Part of my hesitation also lies with the fact that there's a family history of late
talkers, and opinions vary about how much they should be saying. His cousin, three months older, still isn't really talking; his pediatrician isn't concerned at all about this. According to one doctor, V may be on track. According to ours, he's behind. I am considering a second opinion, but I'm also considering the speech therapy. It certainly won't hurt to get him evaluated, I could possibly obtain better tools to help me to help him.
I just don't like the way they're approaching this so far. It makes me feel uneasy, and I have to stop myself from projecting my own experience onto my decision. I know that V is not me. If he's behind, we will work through it. I will do whatever I feel is best for my son, and hope that I make the right choices for him. I just worry, like any other person, about whether I'm making the best decision. About whether I'm advocating enough for him.

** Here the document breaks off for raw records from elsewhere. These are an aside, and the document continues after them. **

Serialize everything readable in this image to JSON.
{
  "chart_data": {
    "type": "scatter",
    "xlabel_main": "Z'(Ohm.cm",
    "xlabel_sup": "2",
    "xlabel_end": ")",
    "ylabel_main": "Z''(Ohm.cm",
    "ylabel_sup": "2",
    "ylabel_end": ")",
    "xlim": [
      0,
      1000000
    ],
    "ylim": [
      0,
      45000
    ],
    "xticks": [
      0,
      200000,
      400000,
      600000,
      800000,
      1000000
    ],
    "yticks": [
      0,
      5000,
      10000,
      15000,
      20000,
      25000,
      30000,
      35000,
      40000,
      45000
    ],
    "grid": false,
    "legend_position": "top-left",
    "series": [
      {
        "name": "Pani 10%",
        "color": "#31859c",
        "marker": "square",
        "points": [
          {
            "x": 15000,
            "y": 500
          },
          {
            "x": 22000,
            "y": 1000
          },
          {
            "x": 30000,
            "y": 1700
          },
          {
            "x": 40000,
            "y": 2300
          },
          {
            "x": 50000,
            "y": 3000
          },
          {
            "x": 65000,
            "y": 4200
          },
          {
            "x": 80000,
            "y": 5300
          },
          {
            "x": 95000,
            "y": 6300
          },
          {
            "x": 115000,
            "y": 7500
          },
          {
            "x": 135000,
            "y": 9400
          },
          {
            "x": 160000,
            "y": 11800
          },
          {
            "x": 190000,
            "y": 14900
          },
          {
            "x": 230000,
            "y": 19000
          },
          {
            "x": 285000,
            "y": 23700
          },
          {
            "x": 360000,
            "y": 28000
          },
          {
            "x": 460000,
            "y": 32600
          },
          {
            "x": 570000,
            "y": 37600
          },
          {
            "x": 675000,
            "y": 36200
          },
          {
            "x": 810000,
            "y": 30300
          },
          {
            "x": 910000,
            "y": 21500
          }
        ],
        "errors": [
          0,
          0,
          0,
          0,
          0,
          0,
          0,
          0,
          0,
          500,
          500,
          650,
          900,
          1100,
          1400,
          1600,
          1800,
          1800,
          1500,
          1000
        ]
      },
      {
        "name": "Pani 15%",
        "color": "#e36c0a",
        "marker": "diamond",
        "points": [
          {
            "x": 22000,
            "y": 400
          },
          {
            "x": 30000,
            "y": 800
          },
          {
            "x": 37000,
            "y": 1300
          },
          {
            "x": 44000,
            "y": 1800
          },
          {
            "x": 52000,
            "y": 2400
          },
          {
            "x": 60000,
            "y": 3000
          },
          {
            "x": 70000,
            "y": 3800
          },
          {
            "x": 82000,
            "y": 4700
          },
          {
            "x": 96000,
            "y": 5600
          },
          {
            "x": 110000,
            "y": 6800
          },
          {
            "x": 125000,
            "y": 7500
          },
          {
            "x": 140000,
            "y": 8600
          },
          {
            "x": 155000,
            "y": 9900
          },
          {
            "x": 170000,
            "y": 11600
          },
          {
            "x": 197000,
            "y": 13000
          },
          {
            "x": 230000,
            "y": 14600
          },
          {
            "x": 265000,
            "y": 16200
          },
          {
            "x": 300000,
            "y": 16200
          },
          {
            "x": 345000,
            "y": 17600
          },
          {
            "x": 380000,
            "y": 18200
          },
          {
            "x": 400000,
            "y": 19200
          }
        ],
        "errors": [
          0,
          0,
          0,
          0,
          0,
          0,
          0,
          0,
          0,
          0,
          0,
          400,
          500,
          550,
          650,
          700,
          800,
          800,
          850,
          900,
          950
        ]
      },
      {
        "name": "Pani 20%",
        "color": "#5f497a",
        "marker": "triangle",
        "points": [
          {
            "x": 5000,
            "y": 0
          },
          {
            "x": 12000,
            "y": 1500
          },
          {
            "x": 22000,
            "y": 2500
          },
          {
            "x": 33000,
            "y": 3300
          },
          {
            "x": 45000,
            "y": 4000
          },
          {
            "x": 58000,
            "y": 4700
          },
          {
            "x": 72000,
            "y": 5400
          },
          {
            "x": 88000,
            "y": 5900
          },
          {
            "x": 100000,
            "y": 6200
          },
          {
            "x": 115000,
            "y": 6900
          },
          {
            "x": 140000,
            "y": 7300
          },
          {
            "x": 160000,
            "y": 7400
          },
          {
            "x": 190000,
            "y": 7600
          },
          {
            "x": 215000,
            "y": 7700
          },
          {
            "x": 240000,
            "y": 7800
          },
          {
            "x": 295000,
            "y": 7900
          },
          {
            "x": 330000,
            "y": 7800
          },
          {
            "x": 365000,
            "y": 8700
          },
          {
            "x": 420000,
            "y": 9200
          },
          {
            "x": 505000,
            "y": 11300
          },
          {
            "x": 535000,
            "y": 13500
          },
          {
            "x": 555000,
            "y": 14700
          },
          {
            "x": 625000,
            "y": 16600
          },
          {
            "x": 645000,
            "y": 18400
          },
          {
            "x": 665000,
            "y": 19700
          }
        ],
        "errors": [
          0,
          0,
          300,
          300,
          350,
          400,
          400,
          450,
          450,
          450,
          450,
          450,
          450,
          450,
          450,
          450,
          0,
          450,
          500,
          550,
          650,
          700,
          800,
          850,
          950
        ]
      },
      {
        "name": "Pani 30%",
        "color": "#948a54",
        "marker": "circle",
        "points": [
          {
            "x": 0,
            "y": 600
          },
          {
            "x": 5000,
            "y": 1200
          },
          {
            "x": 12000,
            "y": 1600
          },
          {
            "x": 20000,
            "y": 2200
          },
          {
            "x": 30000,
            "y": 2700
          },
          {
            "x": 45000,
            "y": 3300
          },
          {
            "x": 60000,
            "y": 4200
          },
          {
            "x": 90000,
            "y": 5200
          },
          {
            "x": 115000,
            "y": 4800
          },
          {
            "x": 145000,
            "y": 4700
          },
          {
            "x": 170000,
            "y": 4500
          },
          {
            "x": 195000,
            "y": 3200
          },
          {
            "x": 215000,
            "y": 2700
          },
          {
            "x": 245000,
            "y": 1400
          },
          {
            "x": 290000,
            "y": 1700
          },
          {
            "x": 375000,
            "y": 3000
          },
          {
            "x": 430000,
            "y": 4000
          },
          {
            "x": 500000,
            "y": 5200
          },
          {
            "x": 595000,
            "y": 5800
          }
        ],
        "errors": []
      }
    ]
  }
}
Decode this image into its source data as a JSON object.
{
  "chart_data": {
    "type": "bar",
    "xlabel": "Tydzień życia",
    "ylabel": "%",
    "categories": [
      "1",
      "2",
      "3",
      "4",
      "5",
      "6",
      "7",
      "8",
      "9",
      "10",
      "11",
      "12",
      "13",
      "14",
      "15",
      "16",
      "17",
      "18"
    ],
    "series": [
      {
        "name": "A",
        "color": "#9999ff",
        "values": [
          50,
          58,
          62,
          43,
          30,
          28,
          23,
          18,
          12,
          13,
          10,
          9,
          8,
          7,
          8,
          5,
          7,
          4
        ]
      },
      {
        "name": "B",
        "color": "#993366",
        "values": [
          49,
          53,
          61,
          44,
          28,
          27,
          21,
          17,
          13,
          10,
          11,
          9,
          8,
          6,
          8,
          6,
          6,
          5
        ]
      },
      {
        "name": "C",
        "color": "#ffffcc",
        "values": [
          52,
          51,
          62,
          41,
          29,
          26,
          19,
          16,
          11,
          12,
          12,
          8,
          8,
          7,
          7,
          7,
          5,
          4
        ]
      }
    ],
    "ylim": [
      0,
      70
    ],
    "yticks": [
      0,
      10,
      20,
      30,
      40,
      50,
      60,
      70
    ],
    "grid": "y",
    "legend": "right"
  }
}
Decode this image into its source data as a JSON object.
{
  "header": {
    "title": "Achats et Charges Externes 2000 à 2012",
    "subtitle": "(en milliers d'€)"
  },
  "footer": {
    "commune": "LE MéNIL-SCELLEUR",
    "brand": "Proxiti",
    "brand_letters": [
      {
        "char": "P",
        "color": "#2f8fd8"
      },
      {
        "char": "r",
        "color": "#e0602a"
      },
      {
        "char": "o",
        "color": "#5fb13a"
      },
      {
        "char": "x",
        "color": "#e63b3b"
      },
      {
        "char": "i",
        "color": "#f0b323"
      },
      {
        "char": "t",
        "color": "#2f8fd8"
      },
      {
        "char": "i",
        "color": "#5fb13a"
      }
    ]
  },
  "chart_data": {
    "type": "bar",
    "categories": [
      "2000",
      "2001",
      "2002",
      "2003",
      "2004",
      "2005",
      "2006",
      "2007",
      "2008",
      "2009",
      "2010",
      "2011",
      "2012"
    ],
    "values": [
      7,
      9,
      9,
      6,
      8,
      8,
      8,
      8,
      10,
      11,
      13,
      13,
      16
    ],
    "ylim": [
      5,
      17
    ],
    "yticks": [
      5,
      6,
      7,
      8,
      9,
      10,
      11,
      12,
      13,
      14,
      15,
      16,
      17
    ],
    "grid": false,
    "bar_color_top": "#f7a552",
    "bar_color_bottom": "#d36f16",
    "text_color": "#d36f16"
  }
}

We don't have his appointment until mid-July, but we'll probably get the referral then. I'm still hoping for a "word explosion" (which I hear is common around 18 months). I'm continuing to work with him, reading his books, using his flashcards, and making time to just play and explore too. I'm doing the best I can, and working through my own feelings.
Tomorrow will worry about itself though, the only thing I have real power over is today- right?